The U.S. Supreme Court has created a robust body of arbitration law over the past five years. Companies and their attorneys should draft service and employment contracts with these decisions in mind, Mayer Brown LLP partners Kevin S. Ranlett and Archis A. Parasharami, both based in Washington, said.

Ranlett and Parasharami ought to know. Their firm helped client AT&T Mobility draft an arbitration provision that was ultimately upheld by the U.S. Supreme Court in one of those landmark cases, AT&T Mobility LLC v. Concepcion, 563 U.S. 333 (2011).

AT&T’s arbitration provision is a good model of what works, they said. But Ranlett stressed that arbitration clauses aren’t one-size-fits-all. Companies need to customize their contracts to suit their individual circumstances.

Here are three tips for implementing an arbitration program.

1. Don’t Create Uncertainty

The contract should expressly say class actions aren’t permitted, Ranlett said. It also should ban arbitration on a classwide basis, which he called “bad for everyone.”

Make it clear in the agreement whether the court or an arbitrator will make decisions about arbitrability, he said.

Several courts are currently grappling with the question of who decides whether class arbitration is available because the contracts didn’t say so explicitly ( 17 CLASS 1063, 10/14/16 ).

Lay out what kinds of claims should be decided by the arbitrator, Ranlett said.

The more you can spell out clearly at the time of drafting, the more it will save you from headaches down the road.

2. Include Consumer/Employee-Friendly Terms

The arbitration clause should be prominent and obvious so that the consumer or employee signing it will be sure to notice it, Ranlett said.

It should also give consumers the option of forgoing arbitration to handle their claims in small claims court, as AT&T’s contract provides, he said.

Filing fees are lower in small claims court than in regular court proceedings, and filers don’t need attorney representation. But they can’t proceed as a class.

It’s important not to put all of the costs of arbitration on the consumer, Parasharami said.

At the very least, companies should follow the American Arbitration Association’s rules for costs. Those rules cap the consumer’s filing fee at $200 and require the business to compensate the arbitrator.

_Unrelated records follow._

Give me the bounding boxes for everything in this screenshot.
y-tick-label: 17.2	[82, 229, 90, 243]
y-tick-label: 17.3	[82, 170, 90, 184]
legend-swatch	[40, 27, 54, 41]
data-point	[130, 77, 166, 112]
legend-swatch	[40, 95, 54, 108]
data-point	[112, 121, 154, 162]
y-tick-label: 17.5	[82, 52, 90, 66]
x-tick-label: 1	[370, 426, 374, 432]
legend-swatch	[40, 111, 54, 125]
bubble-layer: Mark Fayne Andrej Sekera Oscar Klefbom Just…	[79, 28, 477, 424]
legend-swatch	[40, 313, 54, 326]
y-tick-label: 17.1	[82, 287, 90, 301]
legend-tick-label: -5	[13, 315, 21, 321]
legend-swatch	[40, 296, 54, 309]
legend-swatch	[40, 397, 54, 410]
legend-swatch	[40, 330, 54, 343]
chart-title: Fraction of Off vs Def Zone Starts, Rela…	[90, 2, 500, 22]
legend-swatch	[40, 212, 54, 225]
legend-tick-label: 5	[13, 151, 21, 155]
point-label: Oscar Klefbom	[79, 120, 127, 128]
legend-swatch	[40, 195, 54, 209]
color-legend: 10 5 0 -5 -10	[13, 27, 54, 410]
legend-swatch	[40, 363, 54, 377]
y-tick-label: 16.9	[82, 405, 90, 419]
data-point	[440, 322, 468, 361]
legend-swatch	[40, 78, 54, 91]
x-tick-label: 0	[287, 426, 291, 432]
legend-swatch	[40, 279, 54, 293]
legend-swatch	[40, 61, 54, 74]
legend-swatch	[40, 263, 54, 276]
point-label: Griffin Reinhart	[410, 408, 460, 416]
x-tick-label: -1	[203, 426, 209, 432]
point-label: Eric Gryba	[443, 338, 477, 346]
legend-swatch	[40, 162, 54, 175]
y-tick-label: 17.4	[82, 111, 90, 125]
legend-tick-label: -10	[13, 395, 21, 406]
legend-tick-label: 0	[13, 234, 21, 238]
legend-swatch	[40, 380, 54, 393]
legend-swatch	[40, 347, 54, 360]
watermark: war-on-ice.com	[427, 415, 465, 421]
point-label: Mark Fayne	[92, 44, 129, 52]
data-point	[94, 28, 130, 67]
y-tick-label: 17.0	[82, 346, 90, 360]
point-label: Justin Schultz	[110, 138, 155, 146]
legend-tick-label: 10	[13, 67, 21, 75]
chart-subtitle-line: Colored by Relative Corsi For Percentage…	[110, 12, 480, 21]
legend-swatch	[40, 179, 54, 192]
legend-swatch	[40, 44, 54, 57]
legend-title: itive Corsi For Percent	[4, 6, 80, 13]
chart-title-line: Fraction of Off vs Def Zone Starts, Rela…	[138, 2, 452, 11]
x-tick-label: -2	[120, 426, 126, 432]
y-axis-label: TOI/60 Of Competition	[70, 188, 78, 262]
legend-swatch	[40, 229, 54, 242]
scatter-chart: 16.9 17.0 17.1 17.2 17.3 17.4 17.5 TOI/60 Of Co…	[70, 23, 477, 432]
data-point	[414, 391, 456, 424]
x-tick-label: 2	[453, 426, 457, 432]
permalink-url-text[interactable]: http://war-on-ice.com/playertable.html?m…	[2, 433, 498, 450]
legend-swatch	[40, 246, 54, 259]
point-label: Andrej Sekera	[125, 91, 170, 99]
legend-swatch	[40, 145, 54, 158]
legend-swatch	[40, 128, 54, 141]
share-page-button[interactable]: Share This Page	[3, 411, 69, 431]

Parasharami suggests companies consider being even more generous than the AAA requires.AT&T’s arbitration clause provides that the company pays all arbitration costs as long as the claim isn’t frivolous.

In 2011, when the Supreme Court upheld AT&T’s arbitration provision in Concepcion, the provision required AT&T to pay a consumer a minimum of $5,000 and double attorneys’ fees if an arbitrator awarded the consumer more than AT&T’s final settlement offer. That floor is now $10,000.

3. Avoid Potentially Unconscionable Terms

Finally, attorneys should avoid including provisions that would be held invalid under unconscionability principles of contract law.

That includes ensuring the arbitration forum is convenient for the consumer or employee and that both sides’ arguments are treated equally, Ranlett said.

The company should also follow AT&T’s lead and not limit the consumer or employee’s remedies.

That means giving the arbitrator the option of awarding any form of individual relief that would be available to the consumer in court, including punitive damages, attorneys’ fees and injunctive relief.

The attorneys spoke at an Oct. 11 webinar put on by Strafford Publications Inc.